Drive to fix fundamentals in club licensing requirements

Having turned semi-pro in 1989 on the heels of the heady days of the Malaysia Cup, Malaysian football turned professional on paper in 1994. But the seeds of FAM’s effort in privatising the league were sown only in 2015, with the establishment of Football Malaysia Limited Liability Partnership (FMLLP), the forerunner of MFL.

The cost of running the league, after all, was beginning to take its toll on FAM’s annual budget. The total operating expenses to run Malaysian football was almost RM64 million in 2013, based solely on the FAM’s income and expenditure statement for the year ended 31 December 2013.

So when it was announced that FAM would be getting a guaranteed minimum amount of RM70 million a year in a deal with leading international media rights company, MP & Silva, beginning 2016, it was seen as a boon.

The two parties then set up FMLLP to oversee the running of the five properties owned by FAM – the Super League, the Premier League, the FA Cup, the Sultan Ahmad Shah Cup or Charity Shield and the Malaysia Cup.

The deal was expected to be worth around RM1.26 billion to FAM to be spread over 15 years starting 2016, - a colossal figure that was unprecedented in the domestic game. Although the whole deal never materialised as both parties were involved in a legal wrangle, FMLLP went ahead with the drive to fix the fundamentals.

So ahead of the 2016 season, FMLLP issued a warning that M-League teams who failed to meet club licensing requirements by 2018, face the prospect of being excluded from the Super League and Premier League. All 24 teams in the top two leagues were given two years to become wholly incorporated.

Tough to curb clubs' spendings?

Yet clubs spending beyond their means was seemingly impossible to curb. Kedah Darul Aman FC’s majority shareholder recently confirmed that the club were facing financial woes, resulting in the players, coaches and team officials being owed salaries since August.

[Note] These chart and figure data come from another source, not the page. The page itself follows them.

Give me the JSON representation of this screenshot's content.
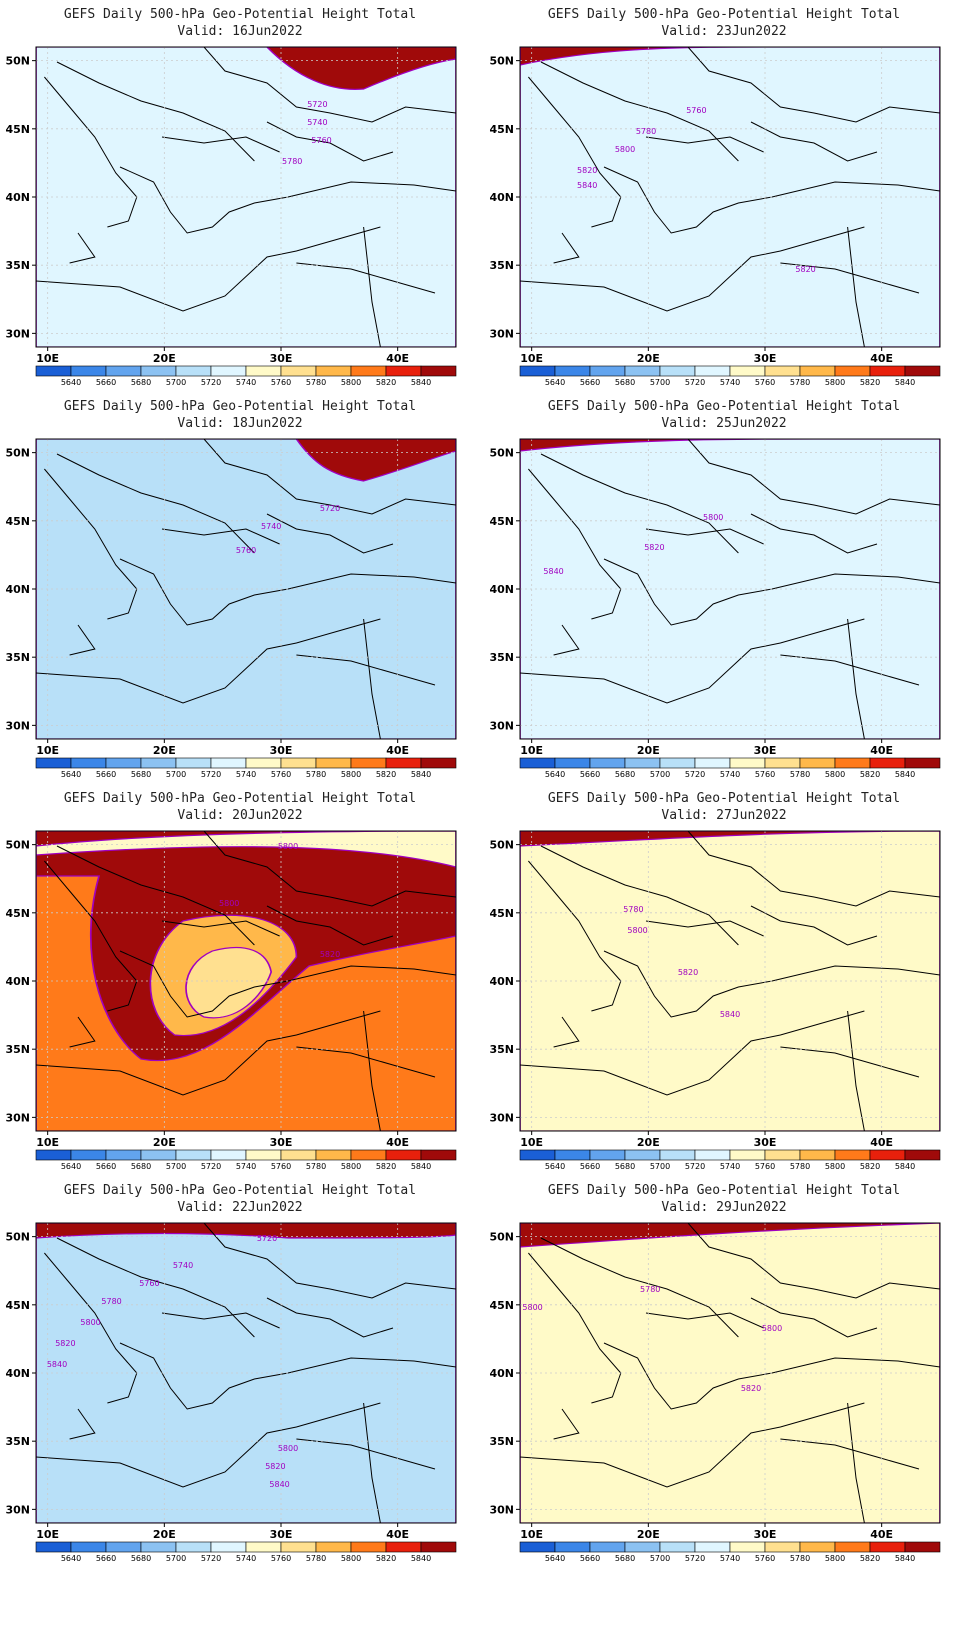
{
  "title": "GEFS Daily 500-hPa Geo-Potential Height Total",
  "valid_prefix": "Valid:",
  "lat_labels": [
    "50N",
    "45N",
    "40N",
    "35N",
    "30N"
  ],
  "lon_labels": [
    "10E",
    "20E",
    "30E",
    "40E"
  ],
  "colorbar": {
    "levels": [
      "5640",
      "5660",
      "5680",
      "5700",
      "5720",
      "5740",
      "5760",
      "5780",
      "5800",
      "5820",
      "5840"
    ],
    "colors": [
      "#1a5fd6",
      "#3b86e8",
      "#62a4ee",
      "#8cc2f2",
      "#b8e0f8",
      "#e0f6ff",
      "#fffac8",
      "#ffe090",
      "#ffb84a",
      "#ff7a1a",
      "#e8200c",
      "#a00a0a"
    ]
  },
  "contour_line_color": "#a000c0",
  "panels": [
    {
      "valid": "16Jun2022",
      "contour_labels": [
        "5720",
        "5740",
        "5760",
        "5780"
      ]
    },
    {
      "valid": "23Jun2022",
      "contour_labels": [
        "5760",
        "5780",
        "5800",
        "5820",
        "5840",
        "5820"
      ]
    },
    {
      "valid": "18Jun2022",
      "contour_labels": [
        "5720",
        "5740",
        "5760"
      ]
    },
    {
      "valid": "25Jun2022",
      "contour_labels": [
        "5800",
        "5820",
        "5840"
      ]
    },
    {
      "valid": "20Jun2022",
      "contour_labels": [
        "5800",
        "5800",
        "5820"
      ]
    },
    {
      "valid": "27Jun2022",
      "contour_labels": [
        "5780",
        "5800",
        "5820",
        "5840"
      ]
    },
    {
      "valid": "22Jun2022",
      "contour_labels": [
        "5720",
        "5740",
        "5760",
        "5780",
        "5800",
        "5820",
        "5840",
        "5800",
        "5820",
        "5840"
      ]
    },
    {
      "valid": "29Jun2022",
      "contour_labels": [
        "5800",
        "5780",
        "5800",
        "5820"
      ]
    }
  ]
}
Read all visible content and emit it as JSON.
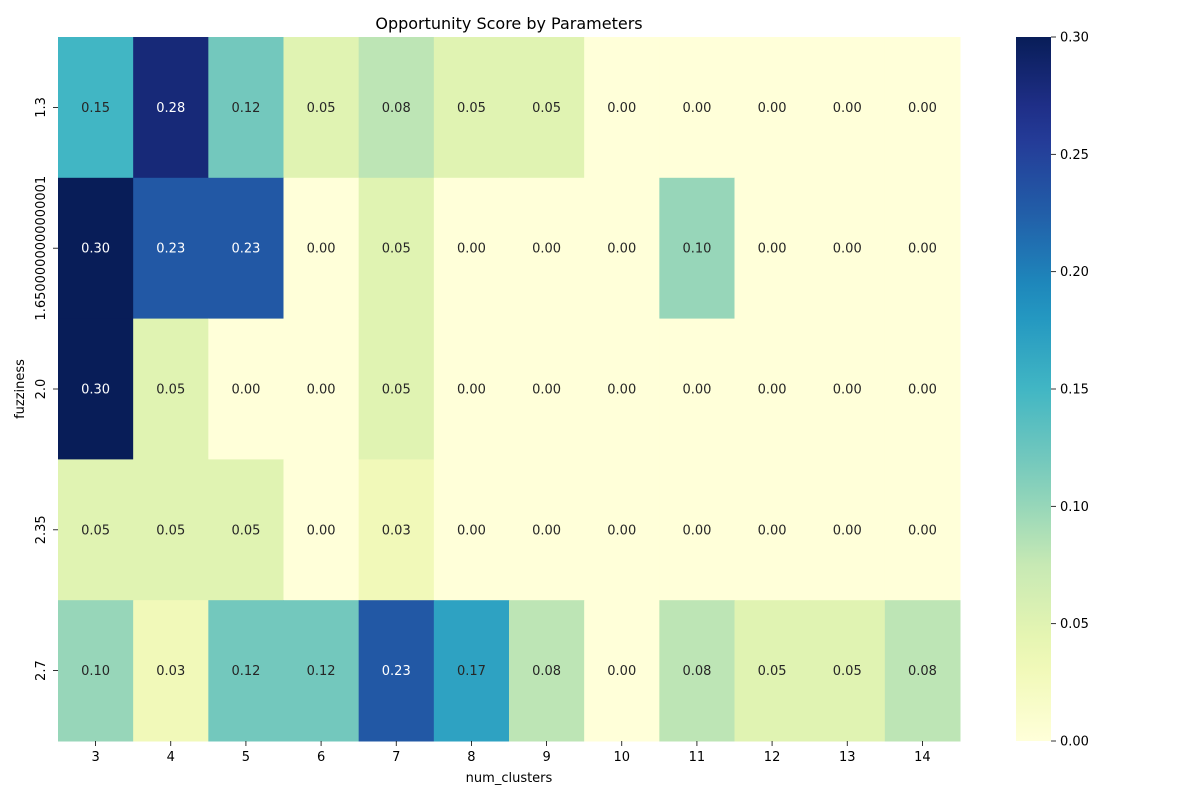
{
  "chart_data": {
    "type": "heatmap",
    "title": "Opportunity Score by Parameters",
    "xlabel": "num_clusters",
    "ylabel": "fuzziness",
    "x": [
      "3",
      "4",
      "5",
      "6",
      "7",
      "8",
      "9",
      "10",
      "11",
      "12",
      "13",
      "14"
    ],
    "y": [
      "1.3",
      "1.6500000000000001",
      "2.0",
      "2.35",
      "2.7"
    ],
    "values": [
      [
        0.15,
        0.28,
        0.12,
        0.05,
        0.08,
        0.05,
        0.05,
        0.0,
        0.0,
        0.0,
        0.0,
        0.0
      ],
      [
        0.3,
        0.23,
        0.23,
        0.0,
        0.05,
        0.0,
        0.0,
        0.0,
        0.1,
        0.0,
        0.0,
        0.0
      ],
      [
        0.3,
        0.05,
        0.0,
        0.0,
        0.05,
        0.0,
        0.0,
        0.0,
        0.0,
        0.0,
        0.0,
        0.0
      ],
      [
        0.05,
        0.05,
        0.05,
        0.0,
        0.03,
        0.0,
        0.0,
        0.0,
        0.0,
        0.0,
        0.0,
        0.0
      ],
      [
        0.1,
        0.03,
        0.12,
        0.12,
        0.23,
        0.17,
        0.08,
        0.0,
        0.08,
        0.05,
        0.05,
        0.08
      ]
    ],
    "value_format": "0.00",
    "colorscale": "YlGnBu",
    "vmin": 0.0,
    "vmax": 0.3,
    "colorbar_ticks": [
      "0.00",
      "0.05",
      "0.10",
      "0.15",
      "0.20",
      "0.25",
      "0.30"
    ]
  }
}
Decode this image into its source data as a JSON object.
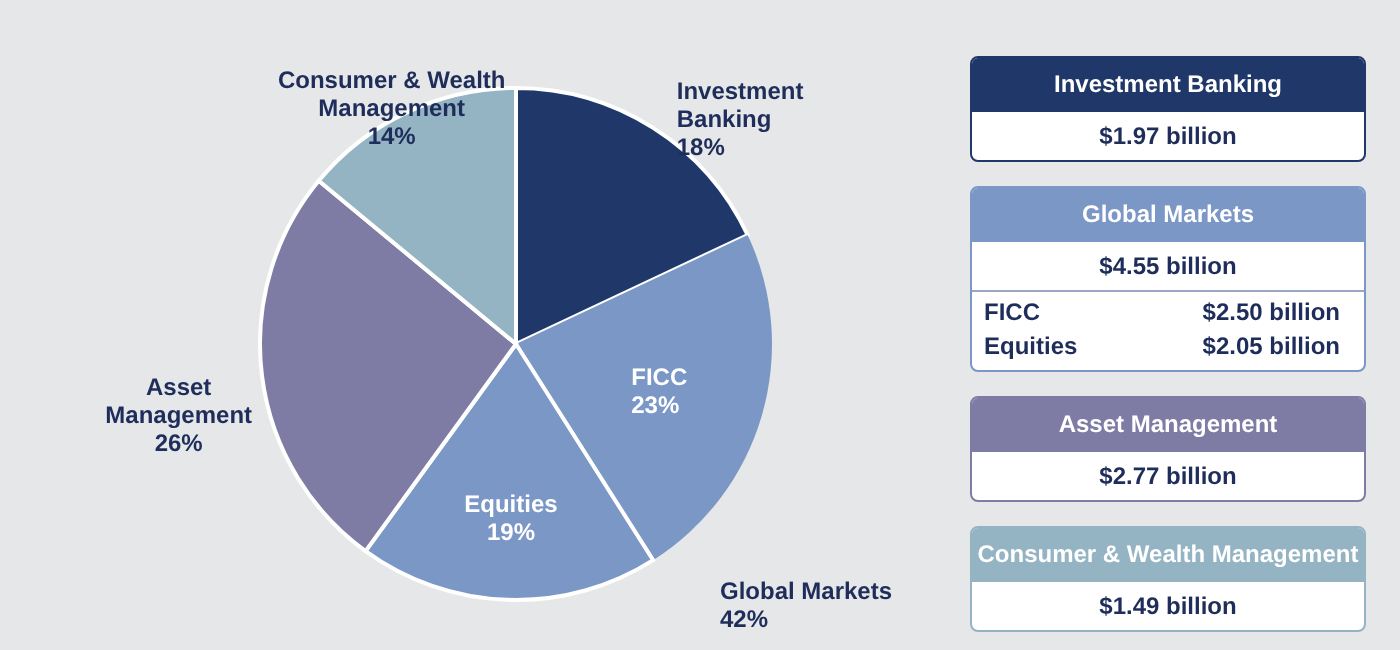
{
  "chart_data": [
    {
      "type": "pie",
      "categories": [
        "Investment Banking",
        "FICC",
        "Equities",
        "Asset Management",
        "Consumer & Wealth Management"
      ],
      "values": [
        18,
        23,
        19,
        26,
        14
      ],
      "value_labels": [
        "18%",
        "23%",
        "19%",
        "26%",
        "14%"
      ],
      "colors": [
        "#1f3769",
        "#7b97c6",
        "#7b97c6",
        "#7e7ca5",
        "#94b4c3"
      ],
      "annotations": [
        "Global Markets 42%"
      ]
    },
    {
      "type": "other",
      "colors": [
        "#1f3769",
        "#7b97c6",
        "#7e7ca5",
        "#94b4c3"
      ],
      "annotations": [
        "Investment Banking",
        "$1.97 billion",
        "Global Markets",
        "$4.55 billion",
        "FICC",
        "$2.50 billion",
        "Equities",
        "$2.05 billion",
        "Asset Management",
        "$2.77 billion",
        "Consumer & Wealth Management",
        "$1.49 billion"
      ]
    }
  ]
}
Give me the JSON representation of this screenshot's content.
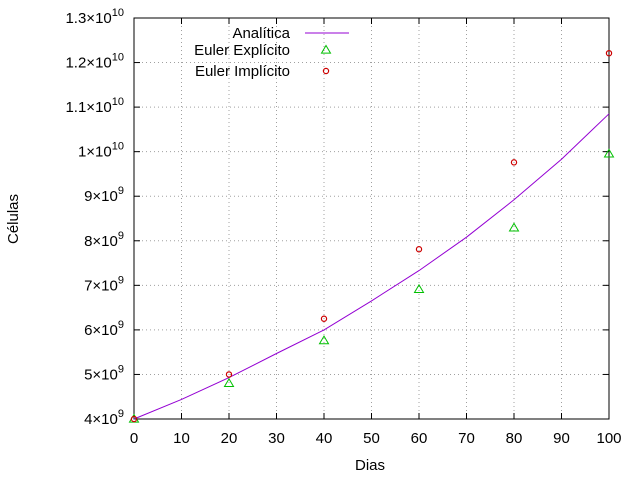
{
  "chart_data": {
    "type": "line",
    "xlabel": "Dias",
    "ylabel": "Células",
    "xlim": [
      0,
      100
    ],
    "ylim": [
      4000000000,
      13000000000
    ],
    "x_ticks": [
      {
        "value": 0,
        "label": "0"
      },
      {
        "value": 10,
        "label": "10"
      },
      {
        "value": 20,
        "label": "20"
      },
      {
        "value": 30,
        "label": "30"
      },
      {
        "value": 40,
        "label": "40"
      },
      {
        "value": 50,
        "label": "50"
      },
      {
        "value": 60,
        "label": "60"
      },
      {
        "value": 70,
        "label": "70"
      },
      {
        "value": 80,
        "label": "80"
      },
      {
        "value": 90,
        "label": "90"
      },
      {
        "value": 100,
        "label": "100"
      }
    ],
    "y_ticks": [
      {
        "value": 4000000000,
        "mantissa": "4×10",
        "exp": "9"
      },
      {
        "value": 5000000000,
        "mantissa": "5×10",
        "exp": "9"
      },
      {
        "value": 6000000000,
        "mantissa": "6×10",
        "exp": "9"
      },
      {
        "value": 7000000000,
        "mantissa": "7×10",
        "exp": "9"
      },
      {
        "value": 8000000000,
        "mantissa": "8×10",
        "exp": "9"
      },
      {
        "value": 9000000000,
        "mantissa": "9×10",
        "exp": "9"
      },
      {
        "value": 10000000000,
        "mantissa": "1×10",
        "exp": "10"
      },
      {
        "value": 11000000000,
        "mantissa": "1.1×10",
        "exp": "10"
      },
      {
        "value": 12000000000,
        "mantissa": "1.2×10",
        "exp": "10"
      },
      {
        "value": 13000000000,
        "mantissa": "1.3×10",
        "exp": "10"
      }
    ],
    "grid": true,
    "legend_position": "top-left",
    "series": [
      {
        "name": "Analítica",
        "style": "line",
        "color": "#9400d3",
        "x": [
          0,
          10,
          20,
          30,
          40,
          50,
          60,
          70,
          80,
          90,
          100
        ],
        "y": [
          4000000000,
          4440000000,
          4930000000,
          5470000000,
          6000000000,
          6650000000,
          7330000000,
          8080000000,
          8920000000,
          9830000000,
          10850000000
        ]
      },
      {
        "name": "Euler Explícito",
        "style": "triangle",
        "color": "#00c000",
        "x": [
          0,
          20,
          40,
          60,
          80,
          100
        ],
        "y": [
          4000000000,
          4800000000,
          5760000000,
          6910000000,
          8290000000,
          9950000000
        ]
      },
      {
        "name": "Euler Implícito",
        "style": "circle",
        "color": "#cc0000",
        "x": [
          0,
          20,
          40,
          60,
          80,
          100
        ],
        "y": [
          4000000000,
          5000000000,
          6250000000,
          7810000000,
          9760000000,
          12210000000
        ]
      }
    ]
  }
}
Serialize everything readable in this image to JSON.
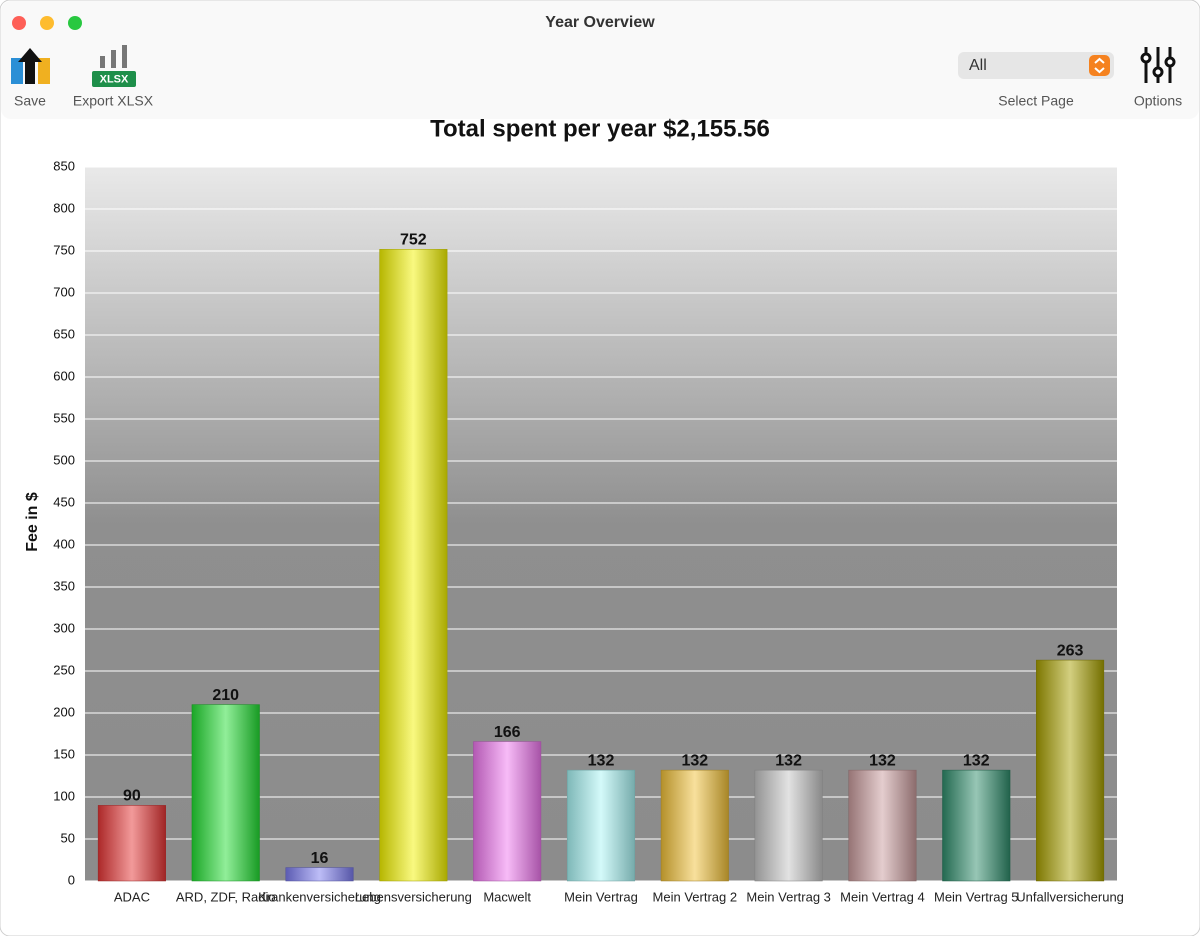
{
  "window": {
    "title": "Year Overview"
  },
  "toolbar": {
    "save": "Save",
    "export": "Export XLSX",
    "export_icon": "XLSX",
    "select_value": "All",
    "select_label": "Select Page",
    "options": "Options"
  },
  "chart_data": {
    "type": "bar",
    "title": "Total spent per year $2,155.56",
    "y_label": "Fee in $",
    "categories": [
      "ADAC",
      "ARD, ZDF, Radio",
      "Krankenversicherung",
      "Lebensversicherung",
      "Macwelt",
      "Mein Vertrag",
      "Mein Vertrag 2",
      "Mein Vertrag 3",
      "Mein Vertrag 4",
      "Mein Vertrag 5",
      "Unfallversicherung"
    ],
    "values": [
      90,
      210,
      16,
      752,
      166,
      132,
      132,
      132,
      132,
      132,
      263
    ],
    "colors": [
      "#e53535",
      "#22dd33",
      "#7b7bee",
      "#f2f200",
      "#ef77ef",
      "#a8f4f4",
      "#f0c038",
      "#c4c4c4",
      "#c89a9c",
      "#2f8c6b",
      "#a69e00"
    ],
    "ylim": [
      0,
      850
    ],
    "yticks": [
      0,
      50,
      100,
      150,
      200,
      250,
      300,
      350,
      400,
      450,
      500,
      550,
      600,
      650,
      700,
      750,
      800,
      850
    ],
    "grid": true
  }
}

Tan Sri Dr Mohd Daud Bakar said they have settled part of the August salary for all players and team officials and plans were afoot to pay off the remaining month’s salary.

Dr Mohd Daud is a respected figure in the financial sector, being chairman of the Shariah Advisory Council of Bank Negara, the Central Bank of Malaysia and the Securities Commission. So he entered the scene with the hope of emerging as the white knight for his State team.

By now he must have discovered that wages in Malaysian football is among the highest in the region.

In 2018, according to the document leaked the social media, the highest-paid players in Kedah then were Liridon Krasniqi and Sandro da Silva – both of whom received a staggering RM128,670 per month, while Baddrol Bakthiar was the highest-paid local player with a salary of RM77,109 per month.

The jump in the wage bill was a result of the knock-on effect following Malaysia’s AFF Cup victory in 2010. In less than a decade, Malaysia gained notoriety for being ranked in 2019 for cases of unpaid salaries with a total of 262 filed by coaches and players against their teams.

In layman terms, the success of a league depends on the club’s investments. If all teams invest a similar figure of RM40 million a year, the league will be balanced. If we were to allow one or two teams to be spending RM70 million a season while others struggle, it will create polarisation.

With the renewed calls for the reintroduction of the salary cap shot down by the players who prefer the market forces to determine the range, the naysayers claim there is no solution in sight.

The trouble with Malaysian football is, no one wants see the big picture, either by choice or by design. In the final analysis, all forms of regulatory guidelines will go down the drain with the tendency for majority of clubs to mismanage their finances.